Sohi is less than a year into a place that is about to turn 85. Along with committing the lore of Chadwick to memory, he said he relies heavily on institutional knowledge, including some administrators who have been around for decades.

Erin Nordlund is the curriculum specialist with Chadwick’s Village School, which serves younger students. She is in her 15th year at Chadwick; both of her children attend the school, and she previously headed the English Department at the Upper School, akin to high school. She has daily conversations with Sohi about educational strategy and the future of the curriculum, and said she has been struck by his leadership style.

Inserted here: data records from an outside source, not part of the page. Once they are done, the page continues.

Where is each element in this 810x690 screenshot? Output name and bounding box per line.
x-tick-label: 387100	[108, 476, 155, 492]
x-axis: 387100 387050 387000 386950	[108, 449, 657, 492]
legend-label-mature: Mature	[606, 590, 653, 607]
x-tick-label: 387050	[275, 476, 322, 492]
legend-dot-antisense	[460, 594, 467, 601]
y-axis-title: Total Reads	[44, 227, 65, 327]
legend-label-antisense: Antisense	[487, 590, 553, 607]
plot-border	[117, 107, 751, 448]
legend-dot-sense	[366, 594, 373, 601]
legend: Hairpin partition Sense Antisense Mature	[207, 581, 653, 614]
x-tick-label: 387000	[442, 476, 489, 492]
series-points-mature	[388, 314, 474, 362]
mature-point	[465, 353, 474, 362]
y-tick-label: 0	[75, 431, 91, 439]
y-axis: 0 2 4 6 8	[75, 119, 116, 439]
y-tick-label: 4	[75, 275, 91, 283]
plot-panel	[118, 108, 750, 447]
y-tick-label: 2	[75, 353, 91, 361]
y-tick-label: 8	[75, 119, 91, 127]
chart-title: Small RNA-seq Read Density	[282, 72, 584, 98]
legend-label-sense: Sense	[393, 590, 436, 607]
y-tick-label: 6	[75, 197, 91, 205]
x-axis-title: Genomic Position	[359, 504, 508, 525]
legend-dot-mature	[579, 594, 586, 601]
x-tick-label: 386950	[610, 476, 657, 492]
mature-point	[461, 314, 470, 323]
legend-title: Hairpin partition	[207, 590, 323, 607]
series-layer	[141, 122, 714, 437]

“He’s a really good listener. He’s not one to get in his opinion right away, which I’ve really appreciated. He wants different perspectives, and to gather a lot of perspectives,” Nordlund said. I thought back to Sohi’s description of being lost in wonder at a theater exercise. Later, he described something similar happening during a debate in a history class. “The past is really important to him, the history, but also looking ahead, projecting out where we want to be.” 

Sohi’s strolls don’t always lead him into a performance space or a classroom. Sometimes he’ll bring work with him and hunker down among the students at one of the desks in the library. He also makes time for walking across the campus’s main lawn during breaks in classes.

“If the kids are out here, they’ll come up to me. Sometimes it’s the smallest thing, but sometimes it’s a huge thing,” he said. “They’re never going to make an appointment to come and see me. But if they see me here, they’ll go, ‘Hey, Mr. Sohi, I heard this,’ or ‘What’s our plan for this?’”

The lawn, he proudly points out, is a place for students of different age levels and academic paths to mix. Sohi is an adherent of the idea of “collisions” from the worlds of business and design, in which structures are designed to facilitate interactions that are beyond the conception of their creator. It’s an approach that emphasizes opportunity and serendipity; it’s also one that downplays the influence any single individual has on an institution.

When Schmitz visits the campus, she invariably finds Sohi out on a session of what he calls “observing.” Schmitz and others might give it a different name.

“When he’s walking around and sees students sitting on the lawn, he sits on the lawn. He wants to see through their eyes,” she said.